In particular, an embedded system without any OS cannot have any kind of dynamic libraries, because by definition these libraries need to be inside some files (on the embedded processor), and to have files you need an operating system.

The exact definition of what exactly is an operating system is debatable and fuzzy; I believe that providing a file system is one of the roles of most current OSes

Since shared libraries (or static libraries) are libraries sitting inside some files, you cannot have them without an OS. Something which provide files is by definition an operating system.

Perhaps you are using a cross-development chain to develop your embedded software. If you want to get something which runs on the bare metal, your chain has to ultimately give a single binary image which you can flash into a ROM, then solder or plug that ROM -or transfer somehow physically- in your embedded hardware (some tools enable you to flash an entire self contained processor).

I believe you might be confused, and you should read more about operating systems, kernels, the linux kernel, file systems, syscalls, RTOS, linkers & loaders, cross-compilers, microcontrollers, shared libraries, dynamic linkers ....

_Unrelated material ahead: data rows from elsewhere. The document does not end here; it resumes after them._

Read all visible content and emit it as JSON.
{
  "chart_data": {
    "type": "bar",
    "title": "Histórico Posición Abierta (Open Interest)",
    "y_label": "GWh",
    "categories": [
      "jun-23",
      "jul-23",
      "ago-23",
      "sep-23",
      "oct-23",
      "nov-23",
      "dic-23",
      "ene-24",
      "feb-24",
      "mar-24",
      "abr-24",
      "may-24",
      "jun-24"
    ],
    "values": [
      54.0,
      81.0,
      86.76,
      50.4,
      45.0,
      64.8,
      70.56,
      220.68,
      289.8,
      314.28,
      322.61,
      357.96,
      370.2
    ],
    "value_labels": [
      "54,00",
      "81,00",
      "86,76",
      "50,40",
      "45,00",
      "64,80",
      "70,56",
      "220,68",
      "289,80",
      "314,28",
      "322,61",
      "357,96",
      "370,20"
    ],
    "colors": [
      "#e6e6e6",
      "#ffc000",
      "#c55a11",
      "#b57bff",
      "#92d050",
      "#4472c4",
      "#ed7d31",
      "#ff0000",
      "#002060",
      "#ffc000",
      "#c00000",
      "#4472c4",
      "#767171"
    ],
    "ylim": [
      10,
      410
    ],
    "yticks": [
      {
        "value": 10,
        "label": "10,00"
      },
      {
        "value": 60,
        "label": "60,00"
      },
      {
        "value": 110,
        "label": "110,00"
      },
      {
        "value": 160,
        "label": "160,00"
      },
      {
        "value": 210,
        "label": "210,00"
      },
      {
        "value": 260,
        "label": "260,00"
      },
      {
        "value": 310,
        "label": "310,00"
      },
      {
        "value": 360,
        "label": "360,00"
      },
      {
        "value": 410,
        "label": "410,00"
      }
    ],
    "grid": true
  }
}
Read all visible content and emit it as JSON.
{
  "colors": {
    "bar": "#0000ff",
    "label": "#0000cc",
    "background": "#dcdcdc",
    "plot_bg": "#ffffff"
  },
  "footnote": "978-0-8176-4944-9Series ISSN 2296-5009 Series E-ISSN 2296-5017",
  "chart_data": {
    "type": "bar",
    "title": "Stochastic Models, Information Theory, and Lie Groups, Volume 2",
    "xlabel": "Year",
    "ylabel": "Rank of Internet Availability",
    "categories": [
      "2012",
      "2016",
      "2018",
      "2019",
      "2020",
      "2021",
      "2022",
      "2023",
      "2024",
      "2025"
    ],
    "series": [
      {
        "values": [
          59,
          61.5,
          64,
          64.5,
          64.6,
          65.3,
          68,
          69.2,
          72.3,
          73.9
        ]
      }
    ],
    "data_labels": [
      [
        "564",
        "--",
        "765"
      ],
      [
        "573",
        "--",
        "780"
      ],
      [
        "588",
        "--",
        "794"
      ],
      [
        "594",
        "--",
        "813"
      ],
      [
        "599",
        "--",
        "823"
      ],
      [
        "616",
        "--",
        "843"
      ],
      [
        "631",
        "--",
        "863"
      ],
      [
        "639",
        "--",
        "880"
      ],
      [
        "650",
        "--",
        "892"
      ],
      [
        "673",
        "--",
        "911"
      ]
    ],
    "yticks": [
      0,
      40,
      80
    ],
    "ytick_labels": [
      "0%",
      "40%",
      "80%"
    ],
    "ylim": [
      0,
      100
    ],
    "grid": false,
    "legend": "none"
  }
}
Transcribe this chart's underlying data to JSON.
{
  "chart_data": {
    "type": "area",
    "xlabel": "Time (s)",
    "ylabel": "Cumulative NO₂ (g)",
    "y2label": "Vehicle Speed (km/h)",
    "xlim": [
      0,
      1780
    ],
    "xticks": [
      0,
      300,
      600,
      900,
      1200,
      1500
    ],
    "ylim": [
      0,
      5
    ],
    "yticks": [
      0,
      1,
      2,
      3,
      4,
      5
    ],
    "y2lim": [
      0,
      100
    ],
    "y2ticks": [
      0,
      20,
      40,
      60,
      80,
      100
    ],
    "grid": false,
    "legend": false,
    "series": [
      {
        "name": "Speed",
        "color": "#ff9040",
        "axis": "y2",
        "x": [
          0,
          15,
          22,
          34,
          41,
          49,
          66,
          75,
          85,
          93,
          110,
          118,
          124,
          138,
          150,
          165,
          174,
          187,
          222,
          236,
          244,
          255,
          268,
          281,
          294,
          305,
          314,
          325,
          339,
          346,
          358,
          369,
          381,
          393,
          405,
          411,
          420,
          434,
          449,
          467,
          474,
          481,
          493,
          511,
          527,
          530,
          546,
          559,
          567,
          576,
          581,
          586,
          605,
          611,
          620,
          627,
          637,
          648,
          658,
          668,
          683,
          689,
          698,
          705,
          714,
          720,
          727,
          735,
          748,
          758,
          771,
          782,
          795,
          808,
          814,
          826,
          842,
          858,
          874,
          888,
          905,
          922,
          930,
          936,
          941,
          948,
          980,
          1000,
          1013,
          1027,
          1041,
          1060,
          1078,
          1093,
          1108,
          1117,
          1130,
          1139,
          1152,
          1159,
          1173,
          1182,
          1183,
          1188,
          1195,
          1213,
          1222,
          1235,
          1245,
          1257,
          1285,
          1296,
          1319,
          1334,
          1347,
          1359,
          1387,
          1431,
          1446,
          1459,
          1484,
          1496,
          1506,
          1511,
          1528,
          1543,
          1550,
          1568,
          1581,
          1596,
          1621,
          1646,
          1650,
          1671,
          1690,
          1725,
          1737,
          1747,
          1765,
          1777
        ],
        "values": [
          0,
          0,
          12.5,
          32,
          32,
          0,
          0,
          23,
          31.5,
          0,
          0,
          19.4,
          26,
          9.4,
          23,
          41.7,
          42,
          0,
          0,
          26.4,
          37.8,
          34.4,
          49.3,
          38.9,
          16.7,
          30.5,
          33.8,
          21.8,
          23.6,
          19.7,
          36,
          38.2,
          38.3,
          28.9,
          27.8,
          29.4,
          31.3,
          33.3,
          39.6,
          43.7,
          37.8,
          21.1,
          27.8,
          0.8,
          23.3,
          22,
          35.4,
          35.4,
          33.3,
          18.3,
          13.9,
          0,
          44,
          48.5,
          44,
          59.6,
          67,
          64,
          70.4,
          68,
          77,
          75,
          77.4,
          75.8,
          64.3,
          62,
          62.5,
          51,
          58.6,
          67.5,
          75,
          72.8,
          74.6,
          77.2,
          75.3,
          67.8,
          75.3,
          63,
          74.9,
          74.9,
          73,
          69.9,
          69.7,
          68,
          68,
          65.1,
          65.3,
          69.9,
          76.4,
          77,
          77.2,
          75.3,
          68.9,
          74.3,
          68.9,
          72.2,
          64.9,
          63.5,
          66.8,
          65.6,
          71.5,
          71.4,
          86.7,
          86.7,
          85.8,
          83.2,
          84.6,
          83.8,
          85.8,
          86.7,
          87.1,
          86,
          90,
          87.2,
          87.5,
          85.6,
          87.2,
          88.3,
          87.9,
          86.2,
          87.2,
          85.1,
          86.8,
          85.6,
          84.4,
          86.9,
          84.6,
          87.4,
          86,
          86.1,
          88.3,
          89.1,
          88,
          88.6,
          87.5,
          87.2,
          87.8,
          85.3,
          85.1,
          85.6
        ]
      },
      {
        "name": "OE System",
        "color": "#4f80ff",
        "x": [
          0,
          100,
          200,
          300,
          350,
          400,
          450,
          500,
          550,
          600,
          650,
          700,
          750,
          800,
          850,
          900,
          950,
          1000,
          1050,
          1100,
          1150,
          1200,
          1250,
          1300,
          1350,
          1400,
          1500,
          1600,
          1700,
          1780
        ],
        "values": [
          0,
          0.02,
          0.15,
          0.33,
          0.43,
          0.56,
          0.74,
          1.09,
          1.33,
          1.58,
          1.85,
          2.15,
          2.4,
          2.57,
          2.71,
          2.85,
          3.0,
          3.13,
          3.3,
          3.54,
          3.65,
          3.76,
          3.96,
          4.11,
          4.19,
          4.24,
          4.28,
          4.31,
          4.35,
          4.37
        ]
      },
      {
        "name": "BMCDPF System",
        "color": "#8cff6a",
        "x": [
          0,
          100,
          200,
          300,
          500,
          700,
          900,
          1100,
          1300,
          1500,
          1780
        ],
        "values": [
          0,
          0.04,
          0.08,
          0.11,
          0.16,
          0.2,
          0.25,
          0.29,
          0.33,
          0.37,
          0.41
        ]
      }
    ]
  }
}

As Clifford suggested in comments, you could have an embedded system with some file system and some dynamic linker; in my view that would make an embryonic operating system, but it is a debatable matter of definition.

Notice that making a dynamic linker might not be an easy task (you'll need to do relocation); you could either make a generic ELF dynamic loader, or you could restrict the form of the dynamically loaded modules, and perhaps use your specific ld script to generate them.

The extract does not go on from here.